Before embarking on a transformation, data governance needs to be developed and embedded throughout the process. Leaders need to clarify the policies and standards required to ensure effective data management and they must define dedicated roles and responsibilities across the organization. Those roles and responsibilities work best when aligned with the company’s operating structure, e.g., a decentralized operating structure would have a decentralized data model, a centralized structure a more centralized data model, and so on. Together, clear lines of accountability and a well-structured data governance model help motivate compliant behavior and foster the mindset change needed to sustain new ways of operating.

While organizations can achieve small, early wins with pockets of analytics, scaling those wins requires them to develop the right capabilities internally. This includes hiring a chief data officer (CDO) to define the multi-year roadmap, and collaborating with business and technology leaders to define the scope, priorities, and implementation plan. Companies must also create a center of excellence (COE) to drive consistency and impact across high value projects, identify enterprise-wide opportunities, and ensure reuse. Together, CDOs and COEs can support an innovation culture that makes good data practices an accepted way of doing business.

Data transformation can be self-funding

The benefits from enhancing data capabilities across the enterprise are deep and widespread. The cost-savings alone can make the data transformation exercise fully self-funding. For companies with an average IT budget of $1 billion, for example, simplifying, streamlining, and optimizing data management can generate savings of between $70-100 million annually. Many of the savings are achieved upfront and come from improved productivity among data resources, reduced storage and infrastructure costs, and rationalizing data sources, tools, and vendors. Better business decision making from faster, more accurate analytical models can create sizeable revenue uplift as well.
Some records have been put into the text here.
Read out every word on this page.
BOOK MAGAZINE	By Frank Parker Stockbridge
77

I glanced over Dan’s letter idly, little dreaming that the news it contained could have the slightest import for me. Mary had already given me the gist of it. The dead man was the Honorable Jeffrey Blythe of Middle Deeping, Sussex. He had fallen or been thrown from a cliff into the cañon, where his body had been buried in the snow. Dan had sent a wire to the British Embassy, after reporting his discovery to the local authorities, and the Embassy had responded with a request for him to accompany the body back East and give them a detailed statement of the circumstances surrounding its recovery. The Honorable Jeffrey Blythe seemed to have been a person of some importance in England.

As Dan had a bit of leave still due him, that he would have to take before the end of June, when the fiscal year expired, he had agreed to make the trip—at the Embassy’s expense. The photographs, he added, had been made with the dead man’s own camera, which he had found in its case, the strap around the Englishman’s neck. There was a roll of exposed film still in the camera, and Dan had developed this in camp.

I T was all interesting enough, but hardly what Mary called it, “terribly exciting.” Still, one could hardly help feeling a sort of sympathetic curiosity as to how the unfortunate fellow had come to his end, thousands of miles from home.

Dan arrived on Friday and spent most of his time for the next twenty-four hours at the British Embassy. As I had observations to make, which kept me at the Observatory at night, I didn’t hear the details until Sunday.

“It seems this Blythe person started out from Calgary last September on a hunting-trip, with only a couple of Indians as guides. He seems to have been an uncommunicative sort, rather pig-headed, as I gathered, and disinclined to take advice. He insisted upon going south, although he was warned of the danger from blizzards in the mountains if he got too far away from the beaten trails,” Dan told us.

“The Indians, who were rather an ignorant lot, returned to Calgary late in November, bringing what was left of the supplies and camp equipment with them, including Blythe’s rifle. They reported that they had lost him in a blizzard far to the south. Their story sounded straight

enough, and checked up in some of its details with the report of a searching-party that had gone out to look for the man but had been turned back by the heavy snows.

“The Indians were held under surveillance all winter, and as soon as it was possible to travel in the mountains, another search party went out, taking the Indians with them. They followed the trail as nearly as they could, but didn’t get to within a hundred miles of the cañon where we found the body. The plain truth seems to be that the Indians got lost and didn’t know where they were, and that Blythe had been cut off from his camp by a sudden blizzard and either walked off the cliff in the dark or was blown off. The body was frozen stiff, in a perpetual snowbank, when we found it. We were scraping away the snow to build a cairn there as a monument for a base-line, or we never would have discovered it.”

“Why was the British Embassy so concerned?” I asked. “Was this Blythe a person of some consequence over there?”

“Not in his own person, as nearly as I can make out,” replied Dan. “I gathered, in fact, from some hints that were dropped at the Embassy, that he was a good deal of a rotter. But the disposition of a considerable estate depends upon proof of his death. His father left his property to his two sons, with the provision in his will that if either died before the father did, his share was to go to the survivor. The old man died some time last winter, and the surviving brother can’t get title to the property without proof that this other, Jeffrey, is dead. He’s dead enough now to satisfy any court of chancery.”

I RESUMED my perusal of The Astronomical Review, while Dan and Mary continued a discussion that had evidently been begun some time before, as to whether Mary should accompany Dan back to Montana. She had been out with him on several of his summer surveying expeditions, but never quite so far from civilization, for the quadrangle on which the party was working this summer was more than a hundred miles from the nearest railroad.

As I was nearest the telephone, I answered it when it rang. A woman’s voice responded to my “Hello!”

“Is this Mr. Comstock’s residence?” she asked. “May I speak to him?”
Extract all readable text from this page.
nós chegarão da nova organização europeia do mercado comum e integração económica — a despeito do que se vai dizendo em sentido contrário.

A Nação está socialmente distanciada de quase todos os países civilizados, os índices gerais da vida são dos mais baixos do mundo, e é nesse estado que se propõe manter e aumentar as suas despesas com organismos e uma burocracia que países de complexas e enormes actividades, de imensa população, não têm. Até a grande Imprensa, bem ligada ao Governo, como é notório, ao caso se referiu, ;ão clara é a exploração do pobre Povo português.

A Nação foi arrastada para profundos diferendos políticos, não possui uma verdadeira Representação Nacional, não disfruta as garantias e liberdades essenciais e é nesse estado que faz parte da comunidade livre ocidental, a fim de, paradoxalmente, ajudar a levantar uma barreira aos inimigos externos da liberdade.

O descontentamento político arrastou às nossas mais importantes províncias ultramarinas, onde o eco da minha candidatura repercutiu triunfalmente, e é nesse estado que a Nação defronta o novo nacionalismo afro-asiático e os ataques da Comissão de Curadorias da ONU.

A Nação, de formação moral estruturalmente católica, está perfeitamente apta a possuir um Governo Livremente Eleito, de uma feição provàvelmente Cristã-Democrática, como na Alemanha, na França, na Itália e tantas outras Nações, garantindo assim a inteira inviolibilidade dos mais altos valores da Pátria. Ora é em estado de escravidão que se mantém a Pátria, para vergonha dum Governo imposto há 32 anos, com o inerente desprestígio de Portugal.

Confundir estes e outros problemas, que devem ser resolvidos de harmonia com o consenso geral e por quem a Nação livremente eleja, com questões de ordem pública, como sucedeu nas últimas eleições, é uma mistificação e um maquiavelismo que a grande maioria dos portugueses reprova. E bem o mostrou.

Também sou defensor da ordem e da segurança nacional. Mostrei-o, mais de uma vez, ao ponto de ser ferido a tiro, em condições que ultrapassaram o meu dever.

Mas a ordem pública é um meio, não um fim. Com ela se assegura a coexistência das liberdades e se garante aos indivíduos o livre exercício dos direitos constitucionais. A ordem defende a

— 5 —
As with any organizational initiative, data transformations require a mix of business, technical and change management skills. Organizations often benefit from partnering with external advisers who specialize in helping companies design and oversee the different stages in the transformation process.

Here are some questions to consider when charting your company’s approach to data management:

  1. What data-enabled features and offerings have the potential to transform your businessmodel and market position?
  2. How might better information flows improve efficiency and lower business risk?
  3. What parts of your business are most vulnerable to data-driven disruption by traditional andnon-traditional competitors?
  4. What is the opportunity cost of delaying a data transformation?
  5. Do you have the capabilities in-house to manage such a transformation?